St Louis Marie de Montfort was fond of saying “No cross without Christ/No Christ without the cross.” To make that plain, you cannot go into a Catholic Church anywhere in the world without seeing a depiction of Jesus on the cross, sometimes as crucified, sometimes as resurrected and glorified, but always together. This is not meant to be a depressing image, but a sobering one, in which we are called to remember how far Jesus was prepared to go to bring us back to God, atoning for our sins by his death on the cross.
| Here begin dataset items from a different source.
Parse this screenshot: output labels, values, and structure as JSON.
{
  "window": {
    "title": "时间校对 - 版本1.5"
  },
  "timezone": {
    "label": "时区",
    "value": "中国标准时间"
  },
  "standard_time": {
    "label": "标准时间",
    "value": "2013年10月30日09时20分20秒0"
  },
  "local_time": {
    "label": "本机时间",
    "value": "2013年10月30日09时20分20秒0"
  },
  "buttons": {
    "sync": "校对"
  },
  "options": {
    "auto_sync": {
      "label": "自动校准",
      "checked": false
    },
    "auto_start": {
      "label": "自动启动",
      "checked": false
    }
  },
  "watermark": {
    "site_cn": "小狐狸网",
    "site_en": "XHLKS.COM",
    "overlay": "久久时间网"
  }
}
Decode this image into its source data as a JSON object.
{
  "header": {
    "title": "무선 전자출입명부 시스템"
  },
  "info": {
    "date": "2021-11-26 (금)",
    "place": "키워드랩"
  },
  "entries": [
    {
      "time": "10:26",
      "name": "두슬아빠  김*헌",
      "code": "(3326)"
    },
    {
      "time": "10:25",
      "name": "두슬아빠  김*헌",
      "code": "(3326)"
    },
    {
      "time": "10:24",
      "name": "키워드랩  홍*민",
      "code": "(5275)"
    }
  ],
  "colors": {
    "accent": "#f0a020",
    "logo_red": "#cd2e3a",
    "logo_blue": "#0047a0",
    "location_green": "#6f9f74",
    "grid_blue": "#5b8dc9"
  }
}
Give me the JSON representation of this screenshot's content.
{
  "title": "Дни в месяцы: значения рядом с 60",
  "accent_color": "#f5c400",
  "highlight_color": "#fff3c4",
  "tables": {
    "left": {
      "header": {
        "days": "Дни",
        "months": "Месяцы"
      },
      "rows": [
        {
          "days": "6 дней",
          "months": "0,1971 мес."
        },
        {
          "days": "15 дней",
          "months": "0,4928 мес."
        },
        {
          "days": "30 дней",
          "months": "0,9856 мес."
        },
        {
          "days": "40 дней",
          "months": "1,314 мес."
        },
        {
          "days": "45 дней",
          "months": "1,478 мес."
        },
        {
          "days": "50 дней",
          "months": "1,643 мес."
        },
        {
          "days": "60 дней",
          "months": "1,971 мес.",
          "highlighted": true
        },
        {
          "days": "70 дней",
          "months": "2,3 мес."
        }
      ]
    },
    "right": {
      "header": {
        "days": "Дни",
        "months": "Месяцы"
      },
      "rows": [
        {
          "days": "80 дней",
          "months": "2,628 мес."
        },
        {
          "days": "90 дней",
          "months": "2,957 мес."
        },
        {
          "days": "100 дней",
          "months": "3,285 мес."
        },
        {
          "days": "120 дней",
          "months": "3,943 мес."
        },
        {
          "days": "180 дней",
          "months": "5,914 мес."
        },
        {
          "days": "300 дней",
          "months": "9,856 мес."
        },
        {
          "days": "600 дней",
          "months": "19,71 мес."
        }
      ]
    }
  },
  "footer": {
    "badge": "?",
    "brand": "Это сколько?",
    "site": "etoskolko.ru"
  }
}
The gospel this Sunday reminds us, in those very familiar words of Jesus to Nicodemus, that “God so loved the world, that everyone who believes in him may not perish but may have eternal life.” The very citation of that verse, John 3:16, has become a familiar sight at sports events around the world. I’m not sure how many people, seeing that citation, would automatically understand what it refers to, but at the very least, it will probably stimulate enough curiosity in them to ask around, until it is explained to them. (I recently crossed over from Canada to America in my car, and the border guard was sufficiently intrigued by my number plate – Jn 3:5 – to ask what it meant. I told him it stood for “John 3:5-“No one can enter the kingdom of God unless they are born of water and the Holy Spirit”- a bit of surreptitious evangelizing, I guess!!”
It is sad to see young people wearing a cross as just another part of their jewellery, and not giving a thought to what they are carrying . (One girl I heard of went into a jewellery shop and asked for a silver cross “with a little man on it”!!). But at least, the symbol of the cross is being kept before our eyes, and we should never lose an opportunity to explain its significance to others, so that they come to hear the good news of how much God has loved us, and how far he has gone to save us.
“At the cross, mankind’s greatest “NO” to God, became God’s greatest “YES” to mankind “.